The HIPAA Privacy Rule  describes patient rights and protections pertaining to healthcare information.  The Privacy Rule applies to all forms of protected health information(PHI): verbal, written, electronic, and pantomime(not tested in court).  However, note that the Privacy Rule only applies to persons and organizations that meet the definition of a Covered Entity or Business Associate.

To meet the definition of Protected Health Information(PHI), there must be:

  1. An individual’s identifier, also known as PHI, and
  2. Any kind of information pertaining to the individuals health or health care, including billing and appointment information.


When it comes to HIPAA, the term identifier means any information that provides “a reasonable basis to identify an individual”. Identifiers are not only limited to the specific individual patient;   identifying information about the patient’s relatives, employers, and household members is ALSO considered an identifier of the individual patient.

The following lists the identifiable elements:1

  • Names
  • All geographic subdivisions smaller than a state, except for the initial three digits of the ZIP code if it contains more than 20,000 people
  • All elements of dates (except year) and all ages over 89
  • Telephone numbers
  • Vehicle identifiers and serial numbers, including license plate numbers
  • Fax numbers
  • Device identifiers and serial numbers
  • Email addresses
  • Web Universal Resource Locators (URLs)
  • Social security numbers
  • Internet Protocol (IP) addresses
  • Medical record numbers
  • Biometric identifiers, including finger and voice prints
  • Health plan beneficiary numbers
  • Full-face photographs and any comparable images
  • Account numbers
  • Any other unique identifying number, characteristic, or code
  • Certificate and license numbers


De-Identification is like pulling the pantyhose over the data

Careless treatment of PHI can lead to fines and even criminal actions. Fortunately, HIPAA describes two ways to de-identify PHI, rendering it NOT PHI, and safe to share. Section 164.514(a) of the HIPAA Privacy Rule provides the standard for de-identification of protected health information.  The ultimate goal of the standard is to manipulate PHI until it does not identify an individual and if the covered entity has no reasonable basis to believe it can be used to identify an individual. The two methods are 1) the Safe Harbor Method and 2) the Expert Determination Method.

The Safe Harbor Method

A Safe Harbor

The Safe Harbor Method is the most straightforward way to convert your PHI into just ‘HI’ that won’t get you into trouble later. Why the nautical name? A ‘safe harbor’ is a legal concept that essentially means: “If you follow these rules, you wont get in trouble”

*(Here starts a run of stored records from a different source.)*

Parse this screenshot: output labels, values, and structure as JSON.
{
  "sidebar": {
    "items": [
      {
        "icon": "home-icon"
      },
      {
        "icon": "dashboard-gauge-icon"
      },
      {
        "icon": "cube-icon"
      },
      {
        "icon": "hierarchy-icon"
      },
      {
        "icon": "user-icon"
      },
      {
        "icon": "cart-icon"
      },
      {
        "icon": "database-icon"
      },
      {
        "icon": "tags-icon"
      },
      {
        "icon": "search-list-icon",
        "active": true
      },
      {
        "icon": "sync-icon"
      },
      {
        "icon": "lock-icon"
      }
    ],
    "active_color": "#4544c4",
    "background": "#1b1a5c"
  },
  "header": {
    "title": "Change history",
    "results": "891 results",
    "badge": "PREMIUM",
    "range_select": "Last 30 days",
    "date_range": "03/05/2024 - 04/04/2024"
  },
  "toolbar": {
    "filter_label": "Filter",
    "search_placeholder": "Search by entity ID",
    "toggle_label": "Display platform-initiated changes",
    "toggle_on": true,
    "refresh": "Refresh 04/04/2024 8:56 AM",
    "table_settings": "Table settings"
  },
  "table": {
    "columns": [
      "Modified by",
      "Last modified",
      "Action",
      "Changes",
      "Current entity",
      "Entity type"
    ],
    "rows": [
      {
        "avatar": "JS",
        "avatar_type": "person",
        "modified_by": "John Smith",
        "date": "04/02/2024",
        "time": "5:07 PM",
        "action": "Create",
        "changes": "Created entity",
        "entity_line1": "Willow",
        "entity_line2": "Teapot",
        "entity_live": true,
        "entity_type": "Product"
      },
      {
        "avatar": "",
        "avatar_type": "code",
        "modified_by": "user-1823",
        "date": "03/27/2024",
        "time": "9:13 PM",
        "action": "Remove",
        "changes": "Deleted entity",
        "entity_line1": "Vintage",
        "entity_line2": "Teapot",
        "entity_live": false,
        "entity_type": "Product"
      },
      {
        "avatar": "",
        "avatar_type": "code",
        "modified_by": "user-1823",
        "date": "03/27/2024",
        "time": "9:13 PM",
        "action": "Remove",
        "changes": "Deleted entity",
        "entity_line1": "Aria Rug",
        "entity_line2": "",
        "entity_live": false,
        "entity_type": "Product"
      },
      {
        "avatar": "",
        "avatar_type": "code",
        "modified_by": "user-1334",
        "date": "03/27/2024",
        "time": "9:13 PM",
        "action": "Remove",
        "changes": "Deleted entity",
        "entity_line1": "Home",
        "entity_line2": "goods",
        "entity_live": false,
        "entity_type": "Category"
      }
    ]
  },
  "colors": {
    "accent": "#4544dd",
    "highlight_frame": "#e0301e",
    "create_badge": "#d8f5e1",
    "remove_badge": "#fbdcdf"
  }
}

Step 1 is simple: remember that list of identifiers (above)? Remove. Them. All.

Step 2 requires the covered entity to act in good faith. After de-identifying the data, the covered entity must not have actual knowledge that the information could be used alone or in combination with other information to identify an individual who is a subject of the information.

The Expert Determination Method

You need this stamp

The Expert Determination Method is less common. I suspect this is either because it requires an expert, requires documentation, or because someone has to take responsibility for it.

Step 1 – Find an expert. This person needs the knowledge and experience with generally accepted statistical and scientific principles and methods for de-identifying data. Think statistician, data scientist, etc. The bona fides are part of the method, so don’t skimp and ask the intern to do it.

Step 2 – The expert does her thing using data methods and science-based manipulations that result in data that could not reasonably be used to identify the individuals.

Step 3 – All those methods and manipulations in Step 2 must be clearly documented, and the PHI-free determination justified.

Which De-Identification Method Should You Use?

I has a method for u

I know what you are thinking: What if you hire an expert to do the Expert Determination, and then she simply deletes all the identifiers like the Safe Harbor Method? Well, I would say two things. First, if your ‘expert’ was Roy, tell him I said “hi”.  Second, you probably paid the expert too much for the work, because deleting identifiers isn’t super difficult.

So how do you decide which method to use?  It should be an easy decision if you have got no skills and no expert: choose to dock your data ship in the Safe Harbor.

In general, the Safe Harbor should be the first method you consider. It is the safest and simplest to implement. The most common problem caused by using the Safe Harbor Method, is removing all those identifiers results in information loss. This might be OK for what you need to do, but maybe you absolutely need those rare diseases, detailed geography, or old people in your data? In that case, Safe Harbor won’t get you there. You will need fancy statistics and data manipulation that result in bullet-proof privacy while still preserving the information you need. It’s not easy, hence the whole ‘expert’ thing.